VwGH vom 21.02.2012, 2011/23/0653
Betreff
Der Verwaltungsgerichtshof hat durch den Vorsitzenden Senatspräsident Dr. Stöberl sowie die Hofräte Dr. Sulzbacher, Mag. Haunold, Mag. Feiel und Dr. Mayr als Richter, im Beisein der Schriftführerin Mag. Pitsch, über die Beschwerde der M, vertreten durch Dr. Daniel Larcher, Rechtsanwalt in 1010 Wien, Schottenring 25, gegen den Bescheid der Sicherheitsdirektion für das Bundesland Wien vom , Zl. E1/46.439/2008, betreffend Ausweisung, zu Recht erkannt:
Spruch
Die Beschwerde wird als unbegründet abgewiesen.
Die Beschwerdeführerin hat dem Bund Aufwendungen in der Höhe von EUR 610,60 binnen zwei Wochen bei sonstiger Exekution zu ersetzen.
Begründung
Die Beschwerdeführerin, eine serbische Staatsangehörige, reiste in das Bundesgebiet ein und stellte am einen Antrag auf Erteilung einer Erstniederlassungsbewilligung zum Zweck der Familienzusammenführung mit ihrer Tochter S.S.
Am brachte die Beschwerdeführerin neuerlich einen Antrag auf Erteilung einer Erstniederlassungsbewilligung für denselben Aufenthaltszweck ein. Dieser Antrag wurde mit Bescheid des Landeshauptmannes für Wien vom rechtskräftig abgewiesen.
Mit dem angefochtenen, im Instanzenzug ergangenen Bescheid vom wies die belangte Behörde die Beschwerdeführerin gemäß § 53 Abs. 1 des Fremdenpolizeigesetzes 2005 (FPG) aus dem Bundesgebiet aus.
Begründend hielt die belangte Behörde eingangs fest, dass der Beschwerdeführerin auf Grund ihres Antrags vom eine Niederlassungsbewilligung für den Aufenthaltszweck "Familiengemeinschaft mit Österreicher" mit Gültigkeit bis erteilt worden sei; seit dem verfüge sie über keinen Aufenthaltstitel (mehr). Sie sei nach Ablauf der ihr zuletzt erteilten Niederlassungsbewilligung in Österreich geblieben und halte sich somit seither unrechtmäßig im Bundesgebiet auf, sodass die Voraussetzungen des § 53 Abs. 1 FPG zur Erlassung der Ausweisung - vorbehaltlich des § 66 FPG - vorlägen.
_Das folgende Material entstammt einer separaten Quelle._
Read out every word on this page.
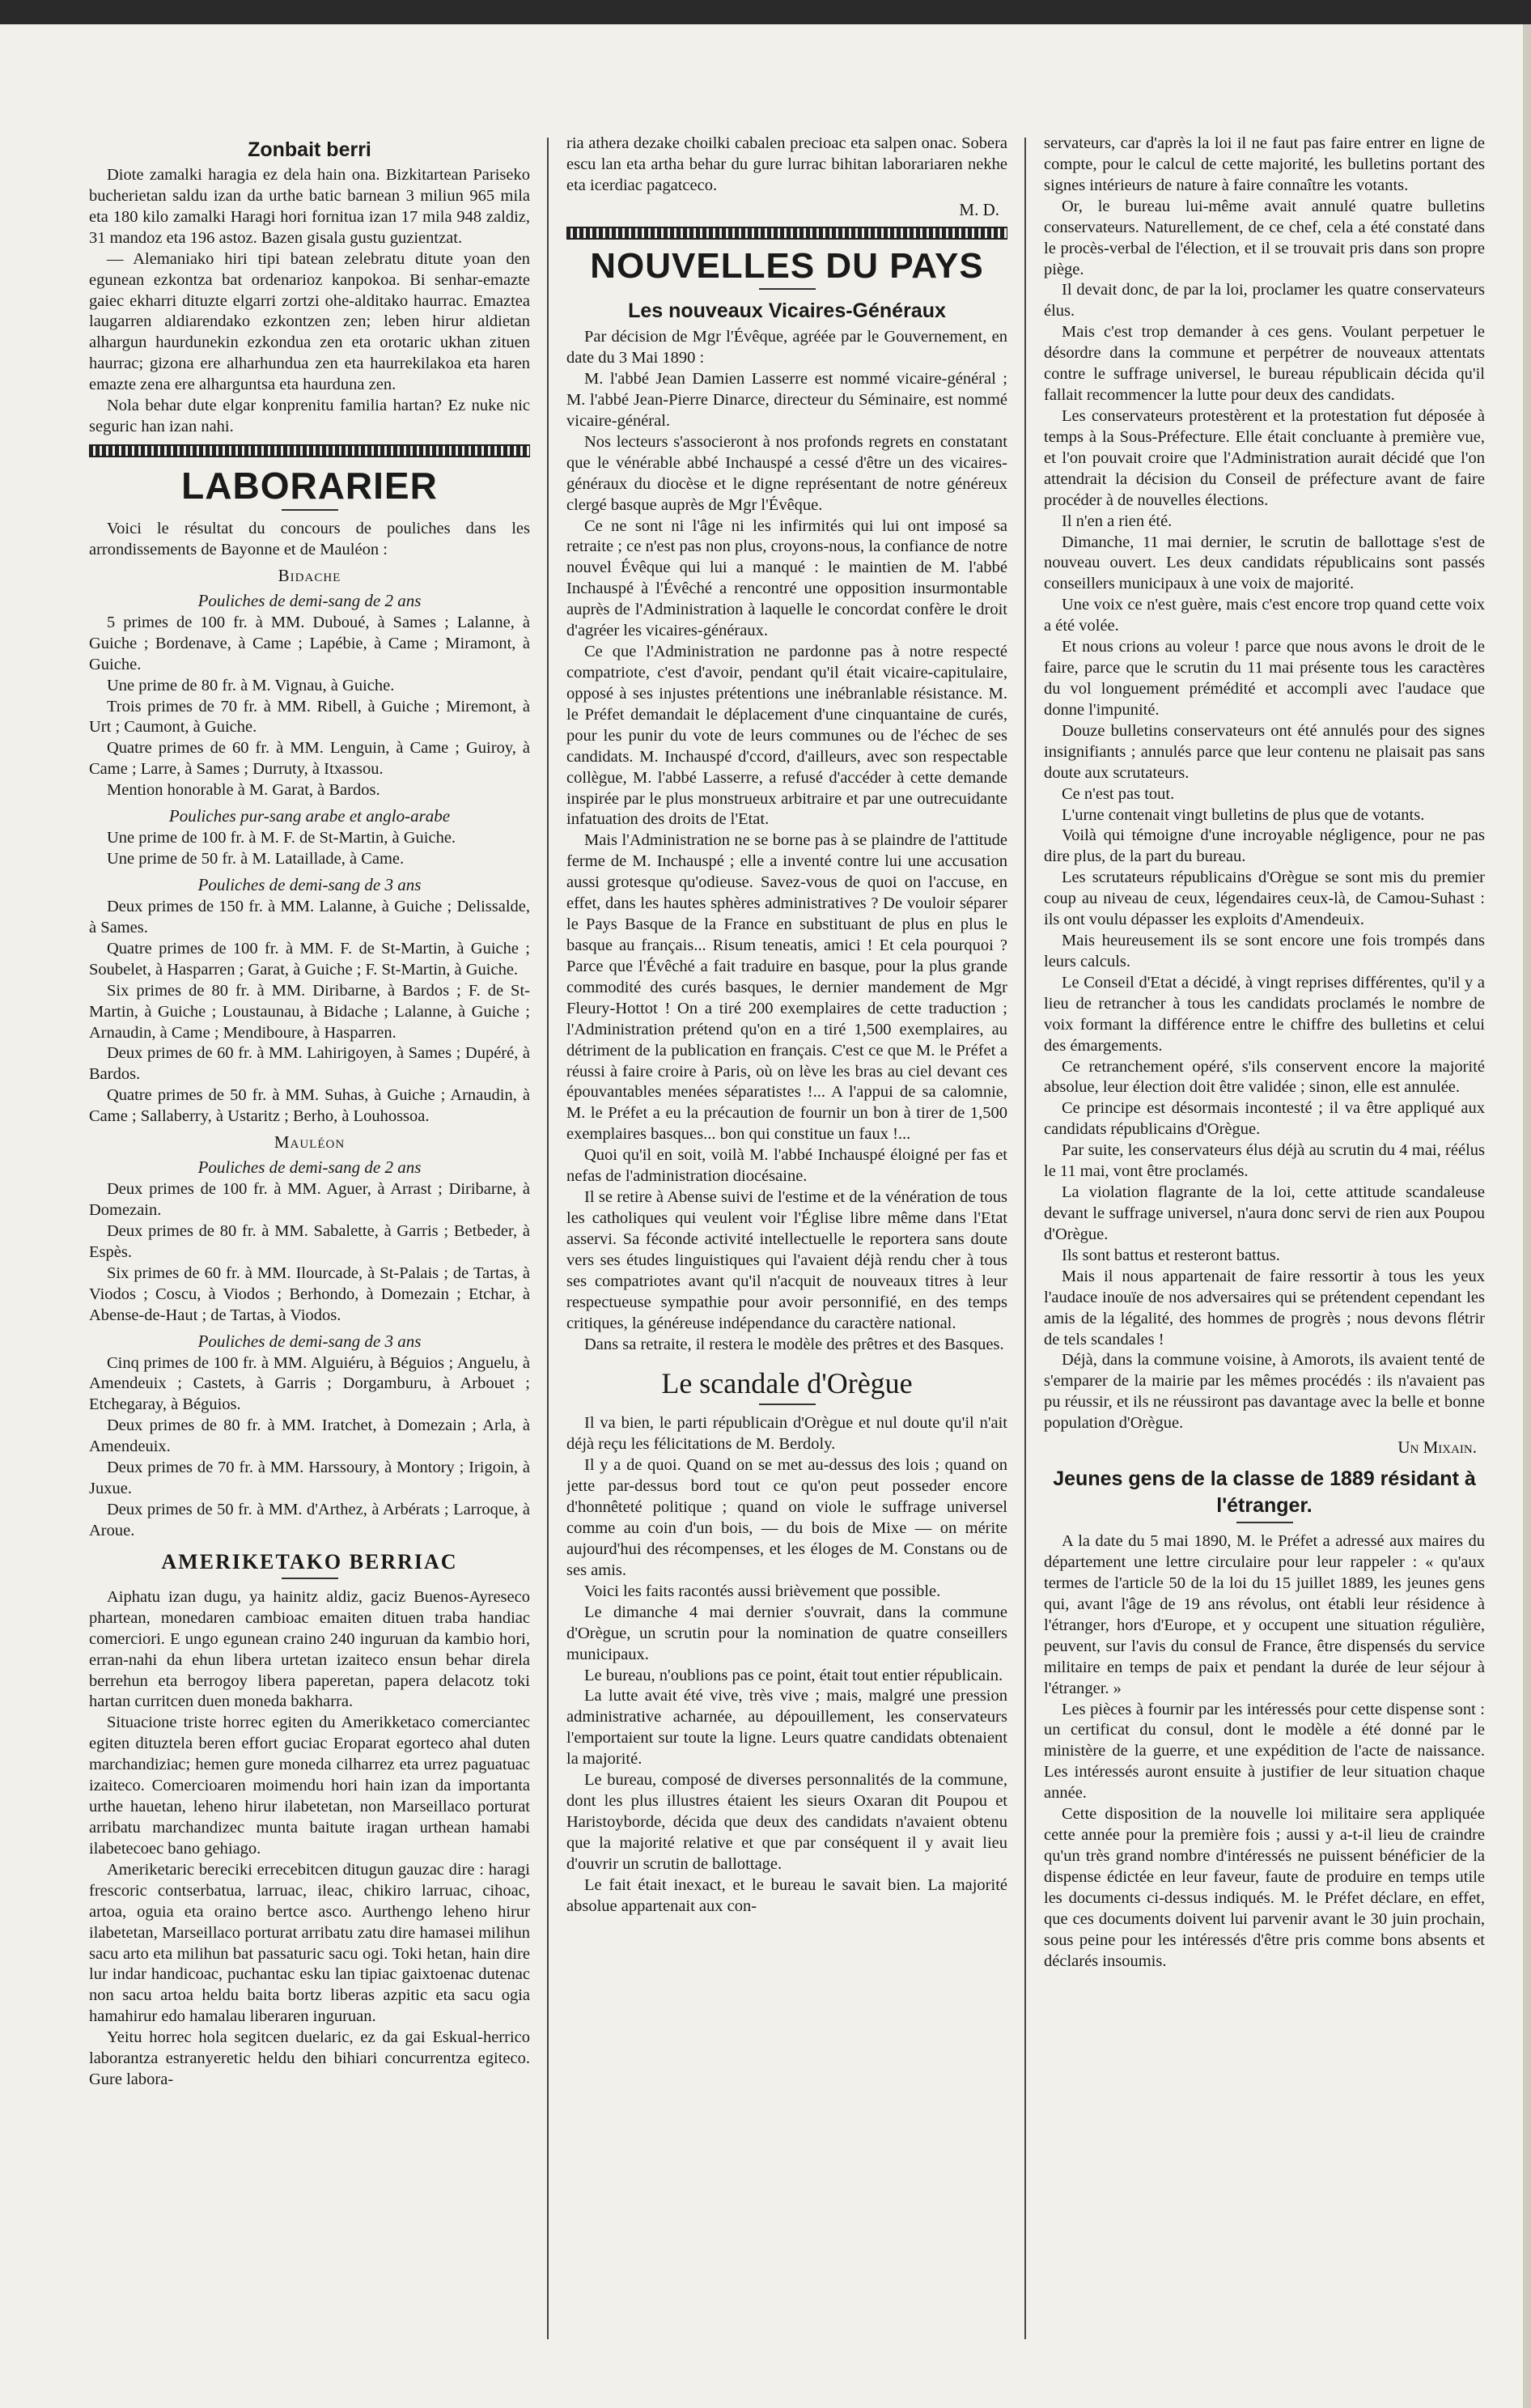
Zonbait berri

Diote zamalki haragia ez dela hain ona. Bizkitartean Pariseko bucherietan saldu izan da urthe batic barnean 3 miliun 965 mila eta 180 kilo zamalki Haragi hori fornitua izan 17 mila 948 zaldiz, 31 mandoz eta 196 astoz. Bazen gisala gustu guzientzat.

— Alemaniako hiri tipi batean zelebratu ditute yoan den egunean ezkontza bat ordenarioz kanpokoa. Bi senhar-emazte gaiec ekharri dituzte elgarri zortzi ohe-alditako haurrac. Emaztea laugarren aldiarendako ezkontzen zen; leben hirur aldietan alhargun haurdunekin ezkondua zen eta orotaric ukhan zituen haurrac; gizona ere alharhundua zen eta haurrekilakoa eta haren emazte zena ere alharguntsa eta haurduna zen.

Nola behar dute elgar konprenitu familia hartan? Ez nuke nic seguric han izan nahi.

LABORARIER

Voici le résultat du concours de pouliches dans les arrondissements de Bayonne et de Mauléon :

Bidache
Pouliches de demi-sang de 2 ans

5 primes de 100 fr. à MM. Duboué, à Sames ; Lalanne, à Guiche ; Bordenave, à Came ; Lapébie, à Came ; Miramont, à Guiche.

Une prime de 80 fr. à M. Vignau, à Guiche.

Trois primes de 70 fr. à MM. Ribell, à Guiche ; Miremont, à Urt ; Caumont, à Guiche.

Quatre primes de 60 fr. à MM. Lenguin, à Came ; Guiroy, à Came ; Larre, à Sames ; Durruty, à Itxassou.

Mention honorable à M. Garat, à Bardos.

Pouliches pur-sang arabe et anglo-arabe

Une prime de 100 fr. à M. F. de St-Martin, à Guiche.

Une prime de 50 fr. à M. Lataillade, à Came.

Pouliches de demi-sang de 3 ans

Deux primes de 150 fr. à MM. Lalanne, à Guiche ; Delissalde, à Sames.

Quatre primes de 100 fr. à MM. F. de St-Martin, à Guiche ; Soubelet, à Hasparren ; Garat, à Guiche ; F. St-Martin, à Guiche.

Six primes de 80 fr. à MM. Diribarne, à Bardos ; F. de St-Martin, à Guiche ; Loustaunau, à Bidache ; Lalanne, à Guiche ; Arnaudin, à Came ; Mendiboure, à Hasparren.

Deux primes de 60 fr. à MM. Lahirigoyen, à Sames ; Dupéré, à Bardos.

Quatre primes de 50 fr. à MM. Suhas, à Guiche ; Arnaudin, à Came ; Sallaberry, à Ustaritz ; Berho, à Louhossoa.

Mauléon
Pouliches de demi-sang de 2 ans

Deux primes de 100 fr. à MM. Aguer, à Arrast ; Diribarne, à Domezain.

Deux primes de 80 fr. à MM. Sabalette, à Garris ; Betbeder, à Espès.

Six primes de 60 fr. à MM. Ilourcade, à St-Palais ; de Tartas, à Viodos ; Coscu, à Viodos ; Berhondo, à Domezain ; Etchar, à Abense-de-Haut ; de Tartas, à Viodos.

Pouliches de demi-sang de 3 ans

Cinq primes de 100 fr. à MM. Alguiéru, à Béguios ; Anguelu, à Amendeuix ; Castets, à Garris ; Dorgamburu, à Arbouet ; Etchegaray, à Béguios.

Deux primes de 80 fr. à MM. Iratchet, à Domezain ; Arla, à Amendeuix.

Deux primes de 70 fr. à MM. Harssoury, à Montory ; Irigoin, à Juxue.

Deux primes de 50 fr. à MM. d'Arthez, à Arbérats ; Larroque, à Aroue.

AMERIKETAKO BERRIAC

Aiphatu izan dugu, ya hainitz aldiz, gaciz Buenos-Ayreseco phartean, monedaren cambioac emaiten dituen traba handiac comerciori. E ungo egunean craino 240 inguruan da kambio hori, erran-nahi da ehun libera urtetan izaiteco ensun behar direla berrehun eta berrogoy libera paperetan, papera delacotz toki hartan curritcen duen moneda bakharra.

Situacione triste horrec egiten du Amerikketaco comerciantec egiten dituztela beren effort guciac Eroparat egorteco ahal duten marchandiziac; hemen gure moneda cilharrez eta urrez paguatuac izaiteco. Comercioaren moimendu hori hain izan da importanta urthe hauetan, leheno hirur ilabetetan, non Marseillaco porturat arribatu marchandizec munta baitute iragan urthean hamabi ilabetecoec bano gehiago.

Ameriketaric bereciki errecebitcen ditugun gauzac dire : haragi frescoric contserbatua, larruac, ileac, chikiro larruac, cihoac, artoa, oguia eta oraino bertce asco. Aurthengo leheno hirur ilabetetan, Marseillaco porturat arribatu zatu dire hamasei milihun sacu arto eta milihun bat passaturic sacu ogi. Toki hetan, hain dire lur indar handicoac, puchantac esku lan tipiac gaixtoenac dutenac non sacu artoa heldu baita bortz liberas azpitic eta sacu ogia hamahirur edo hamalau liberaren inguruan.

Yeitu horrec hola segitcen duelaric, ez da gai Eskual-herrico laborantza estranyeretic heldu den bihiari concurrentza egiteco. Gure labora-

ria athera dezake choilki cabalen precioac eta salpen onac. Sobera escu lan eta artha behar du gure lurrac bihitan laborariaren nekhe eta icerdiac pagatceco.

M. D.
NOUVELLES DU PAYS
Les nouveaux Vicaires-Généraux

Par décision de Mgr l'Évêque, agréée par le Gouvernement, en date du 3 Mai 1890 :

M. l'abbé Jean Damien Lasserre est nommé vicaire-général ; M. l'abbé Jean-Pierre Dinarce, directeur du Séminaire, est nommé vicaire-général.

Nos lecteurs s'associeront à nos profonds regrets en constatant que le vénérable abbé Inchauspé a cessé d'être un des vicaires-généraux du diocèse et le digne représentant de notre généreux clergé basque auprès de Mgr l'Évêque.

Ce ne sont ni l'âge ni les infirmités qui lui ont imposé sa retraite ; ce n'est pas non plus, croyons-nous, la confiance de notre nouvel Évêque qui lui a manqué : le maintien de M. l'abbé Inchauspé à l'Évêché a rencontré une opposition insurmontable auprès de l'Administration à laquelle le concordat confère le droit d'agréer les vicaires-généraux.

Ce que l'Administration ne pardonne pas à notre respecté compatriote, c'est d'avoir, pendant qu'il était vicaire-capitulaire, opposé à ses injustes prétentions une inébranlable résistance. M. le Préfet demandait le déplacement d'une cinquantaine de curés, pour les punir du vote de leurs communes ou de l'échec de ses candidats. M. Inchauspé d'ccord, d'ailleurs, avec son respectable collègue, M. l'abbé Lasserre, a refusé d'accéder à cette demande inspirée par le plus monstrueux arbitraire et par une outrecuidante infatuation des droits de l'Etat.

Mais l'Administration ne se borne pas à se plaindre de l'attitude ferme de M. Inchauspé ; elle a inventé contre lui une accusation aussi grotesque qu'odieuse. Savez-vous de quoi on l'accuse, en effet, dans les hautes sphères administratives ? De vouloir séparer le Pays Basque de la France en substituant de plus en plus le basque au français... Risum teneatis, amici ! Et cela pourquoi ? Parce que l'Évêché a fait traduire en basque, pour la plus grande commodité des curés basques, le dernier mandement de Mgr Fleury-Hottot ! On a tiré 200 exemplaires de cette traduction ; l'Administration prétend qu'on en a tiré 1,500 exemplaires, au détriment de la publication en français. C'est ce que M. le Préfet a réussi à faire croire à Paris, où on lève les bras au ciel devant ces épouvantables menées séparatistes !... A l'appui de sa calomnie, M. le Préfet a eu la précaution de fournir un bon à tirer de 1,500 exemplaires basques... bon qui constitue un faux !...

Quoi qu'il en soit, voilà M. l'abbé Inchauspé éloigné per fas et nefas de l'administration diocésaine.

Il se retire à Abense suivi de l'estime et de la vénération de tous les catholiques qui veulent voir l'Église libre même dans l'Etat asservi. Sa féconde activité intellectuelle le reportera sans doute vers ses études linguistiques qui l'avaient déjà rendu cher à tous ses compatriotes avant qu'il n'acquit de nouveaux titres à leur respectueuse sympathie pour avoir personnifié, en des temps critiques, la généreuse indépendance du caractère national.

Dans sa retraite, il restera le modèle des prêtres et des Basques.

Le scandale d'Orègue

Il va bien, le parti républicain d'Orègue et nul doute qu'il n'ait déjà reçu les félicitations de M. Berdoly.

Il y a de quoi. Quand on se met au-dessus des lois ; quand on jette par-dessus bord tout ce qu'on peut posseder encore d'honnêteté politique ; quand on viole le suffrage universel comme au coin d'un bois, — du bois de Mixe — on mérite aujourd'hui des récompenses, et les éloges de M. Constans ou de ses amis.

Voici les faits racontés aussi brièvement que possible.

Le dimanche 4 mai dernier s'ouvrait, dans la commune d'Orègue, un scrutin pour la nomination de quatre conseillers municipaux.

Le bureau, n'oublions pas ce point, était tout entier républicain.

La lutte avait été vive, très vive ; mais, malgré une pression administrative acharnée, au dépouillement, les conservateurs l'emportaient sur toute la ligne. Leurs quatre candidats obtenaient la majorité.

Le bureau, composé de diverses personnalités de la commune, dont les plus illustres étaient les sieurs Oxaran dit Poupou et Haristoyborde, décida que deux des candidats n'avaient obtenu que la majorité relative et que par conséquent il y avait lieu d'ouvrir un scrutin de ballottage.

Le fait était inexact, et le bureau le savait bien. La majorité absolue appartenait aux con-

servateurs, car d'après la loi il ne faut pas faire entrer en ligne de compte, pour le calcul de cette majorité, les bulletins portant des signes intérieurs de nature à faire connaître les votants.

Or, le bureau lui-même avait annulé quatre bulletins conservateurs. Naturellement, de ce chef, cela a été constaté dans le procès-verbal de l'élection, et il se trouvait pris dans son propre piège.

Il devait donc, de par la loi, proclamer les quatre conservateurs élus.

Mais c'est trop demander à ces gens. Voulant perpetuer le désordre dans la commune et perpétrer de nouveaux attentats contre le suffrage universel, le bureau républicain décida qu'il fallait recommencer la lutte pour deux des candidats.

Les conservateurs protestèrent et la protestation fut déposée à temps à la Sous-Préfecture. Elle était concluante à première vue, et l'on pouvait croire que l'Administration aurait décidé que l'on attendrait la décision du Conseil de préfecture avant de faire procéder à de nouvelles élections.

Il n'en a rien été.

Dimanche, 11 mai dernier, le scrutin de ballottage s'est de nouveau ouvert. Les deux candidats républicains sont passés conseillers municipaux à une voix de majorité.

Une voix ce n'est guère, mais c'est encore trop quand cette voix a été volée.

Et nous crions au voleur ! parce que nous avons le droit de le faire, parce que le scrutin du 11 mai présente tous les caractères du vol longuement prémédité et accompli avec l'audace que donne l'impunité.

Douze bulletins conservateurs ont été annulés pour des signes insignifiants ; annulés parce que leur contenu ne plaisait pas sans doute aux scrutateurs.

Ce n'est pas tout.

L'urne contenait vingt bulletins de plus que de votants.

Voilà qui témoigne d'une incroyable négligence, pour ne pas dire plus, de la part du bureau.

Les scrutateurs républicains d'Orègue se sont mis du premier coup au niveau de ceux, légendaires ceux-là, de Camou-Suhast : ils ont voulu dépasser les exploits d'Amendeuix.

Mais heureusement ils se sont encore une fois trompés dans leurs calculs.

Le Conseil d'Etat a décidé, à vingt reprises différentes, qu'il y a lieu de retrancher à tous les candidats proclamés le nombre de voix formant la différence entre le chiffre des bulletins et celui des émargements.

Ce retranchement opéré, s'ils conservent encore la majorité absolue, leur élection doit être validée ; sinon, elle est annulée.

Ce principe est désormais incontesté ; il va être appliqué aux candidats républicains d'Orègue.

Par suite, les conservateurs élus déjà au scrutin du 4 mai, réélus le 11 mai, vont être proclamés.

La violation flagrante de la loi, cette attitude scandaleuse devant le suffrage universel, n'aura donc servi de rien aux Poupou d'Orègue.

Ils sont battus et resteront battus.

Mais il nous appartenait de faire ressortir à tous les yeux l'audace inouïe de nos adversaires qui se prétendent cependant les amis de la légalité, des hommes de progrès ; nous devons flétrir de tels scandales !

Déjà, dans la commune voisine, à Amorots, ils avaient tenté de s'emparer de la mairie par les mêmes procédés : ils n'avaient pas pu réussir, et ils ne réussiront pas davantage avec la belle et bonne population d'Orègue.

Un Mixain.
Jeunes gens de la classe de 1889 résidant à l'étranger.

A la date du 5 mai 1890, M. le Préfet a adressé aux maires du département une lettre circulaire pour leur rappeler : « qu'aux termes de l'article 50 de la loi du 15 juillet 1889, les jeunes gens qui, avant l'âge de 19 ans révolus, ont établi leur résidence à l'étranger, hors d'Europe, et y occupent une situation régulière, peuvent, sur l'avis du consul de France, être dispensés du service militaire en temps de paix et pendant la durée de leur séjour à l'étranger. »

Les pièces à fournir par les intéressés pour cette dispense sont : un certificat du consul, dont le modèle a été donné par le ministère de la guerre, et une expédition de l'acte de naissance. Les intéressés auront ensuite à justifier de leur situation chaque année.

Cette disposition de la nouvelle loi militaire sera appliquée cette année pour la première fois ; aussi y a-t-il lieu de craindre qu'un très grand nombre d'intéressés ne puissent bénéficier de la dispense édictée en leur faveur, faute de produire en temps utile les documents ci-dessus indiqués. M. le Préfet déclare, en effet, que ces documents doivent lui parvenir avant le 30 juin prochain, sous peine pour les intéressés d'être pris comme bons absents et déclarés insoumis.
Die Beschwerdeführerin lebe seit einem unbekannten Zeitraum, höchstwahrscheinlich aber seit mehr als sieben Jahren in Österreich und verfüge im Bundesgebiet über familiäre Bindungen zu vier Töchtern und einem Sohn. Davon ausgehend nahm die belangte Behörde zwar einen mit der Ausweisung verbundenen Eingriff in ihr Privat- und Familienleben an. Dieser Eingriff erweise sich jedoch als dringend geboten, weil der Befolgung der die Einreise und den Aufenthalt von Fremden regelnden Vorschriften durch den Normadressaten aus der Sicht des Schutzes und der Aufrechterhaltung der öffentlichen Ordnung (Art. 8 Abs. 2 EMRK) ein sehr hoher Stellenwert zukomme. Diese Regelungen seien von der Beschwerdeführerin dadurch in gravierender Weise missachtet worden, dass sie sich bereits seit mehr als fünfeinhalb Jahren unrechtmäßig im Bundesgebiet aufhalte. Die mit dem unrechtmäßigen Aufenthalt bewirkte Beeinträchtigung des hoch zu veranschlagenden maßgeblichen öffentlichen Interesses an der Wahrung eines geordneten Fremdenwesens sei von solchem Gewicht, dass die gegenläufigen privaten und familiären Interessen jedenfalls nicht höher zu bewerten seien als das Interesse der Allgemeinheit an der Ausreise der Beschwerdeführerin aus dem Bundesgebiet. Im Hinblick auf das Fehlen besonderer zu Gunsten der Beschwerdeführerin sprechender Umstände sah die belangte Behörde auch keine Veranlassung, im Rahmen des ihr zustehenden Ermessens von der Erlassung der Ausweisung Abstand zu nehmen.
Schließlich ging die belangte Behörde noch auf das Vorbringen der Beschwerdeführerin ein, wonach diese an einer "mittelgradigen Depression" leide. Dem hielt die belangte Behörde entgegen, dass die Beschwerdeführerin nicht behauptet habe, "lebensbedrohend erkrankt zu sein oder in einem anderen Land (überhaupt) keine Behandlung erhalten zu können".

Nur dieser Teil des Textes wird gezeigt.